On 22/03/11 23:03, Stephen Allen wrote:
Hi Andy,
This is rather long email I'm afraid, but I've split it into two
parts: Parliament and TxTDB comments:
Parliament ----------
The unit of MVCC I'm looking at is per quad. This is similar to
PostgreSQL's row-level MVCC. It also means that the WAL is used for
durability guarantees and transaction rollback rather than
concurrency control. The WAL will track statement
insertions/deletions and disk page states on the first modification
after a checkpoint.
Stephen,
On the Parliament design to check I understand ...
When a new quad is added to the store during a transaction, the quad is
written to the WAL. is anything else written?

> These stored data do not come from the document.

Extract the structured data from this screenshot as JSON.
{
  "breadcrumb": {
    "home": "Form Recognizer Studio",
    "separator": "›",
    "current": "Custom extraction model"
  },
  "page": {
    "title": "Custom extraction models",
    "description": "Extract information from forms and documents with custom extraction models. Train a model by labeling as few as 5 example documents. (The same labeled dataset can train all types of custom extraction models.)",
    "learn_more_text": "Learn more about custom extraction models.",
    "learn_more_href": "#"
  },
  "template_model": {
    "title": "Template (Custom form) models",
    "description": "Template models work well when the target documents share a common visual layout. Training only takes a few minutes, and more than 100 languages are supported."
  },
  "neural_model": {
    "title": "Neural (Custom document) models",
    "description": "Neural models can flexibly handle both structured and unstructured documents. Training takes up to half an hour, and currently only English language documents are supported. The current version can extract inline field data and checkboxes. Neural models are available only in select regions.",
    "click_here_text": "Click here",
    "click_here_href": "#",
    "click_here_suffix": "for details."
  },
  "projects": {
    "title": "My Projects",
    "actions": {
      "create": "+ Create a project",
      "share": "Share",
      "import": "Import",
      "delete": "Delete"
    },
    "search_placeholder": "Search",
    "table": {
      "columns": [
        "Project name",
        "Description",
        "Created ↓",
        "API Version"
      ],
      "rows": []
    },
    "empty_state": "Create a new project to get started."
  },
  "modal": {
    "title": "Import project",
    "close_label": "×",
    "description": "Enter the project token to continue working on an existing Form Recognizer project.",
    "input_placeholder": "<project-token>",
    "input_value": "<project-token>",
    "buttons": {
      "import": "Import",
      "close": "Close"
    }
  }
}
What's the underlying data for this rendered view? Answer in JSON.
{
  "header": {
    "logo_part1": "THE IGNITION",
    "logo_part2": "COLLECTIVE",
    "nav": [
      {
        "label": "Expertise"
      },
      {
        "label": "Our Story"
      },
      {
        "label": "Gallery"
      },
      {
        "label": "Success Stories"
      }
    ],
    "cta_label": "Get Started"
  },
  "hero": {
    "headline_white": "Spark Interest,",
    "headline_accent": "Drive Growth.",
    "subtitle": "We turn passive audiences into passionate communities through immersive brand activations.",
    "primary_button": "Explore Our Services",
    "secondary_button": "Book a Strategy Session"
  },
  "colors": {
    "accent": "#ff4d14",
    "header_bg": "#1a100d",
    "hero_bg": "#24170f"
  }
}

The quad needs to be added to the statement list and any new nodes to
resource table. Some data structure manipulations need to be done
atomically with respect to failure. The data structures are in memory
mapped files - there is a chance (small) part of the mapped file is
written back to disk at anytime is the OS decides it needs to swap out
that page. Having been recently used by being updated, it's quite
unlikely to be a candidate but it's possible.
Does Parliament record the lower level statement list and resource table
changes? Or is teh adding of a quad and adding of a resource
idempotent, at least can be repeated without reading from the
datastructure in some way?
These actions that are repeatable without looking at the original state
are quite nice from a redo-log perspective.
I can see how it might be possible to have datastructures that are
insensitive to corruption under append because the repeat is simply to
put in the right answers without reading the potentially corrupt data.
B+Trees don't have this property - when a tree node splits, three nodes
need writing (left of split, right of split, parent). A change to a
single node is OK because the trees don't support duplicate keys. But
if the tree is partially written back in a split then the tree on disk
is broken and reply does not help - the replay traverses the tree
assuming it's valid.
The chances of this are small - splits aren't the common change
operation, and updates close in time are likely to be all written or not
written, but it's possible to interrupt the writing in a small window.
(side question: the ISWC2009 only describes triples - is that a quads
table or a triples-table-per-graph. )
Andy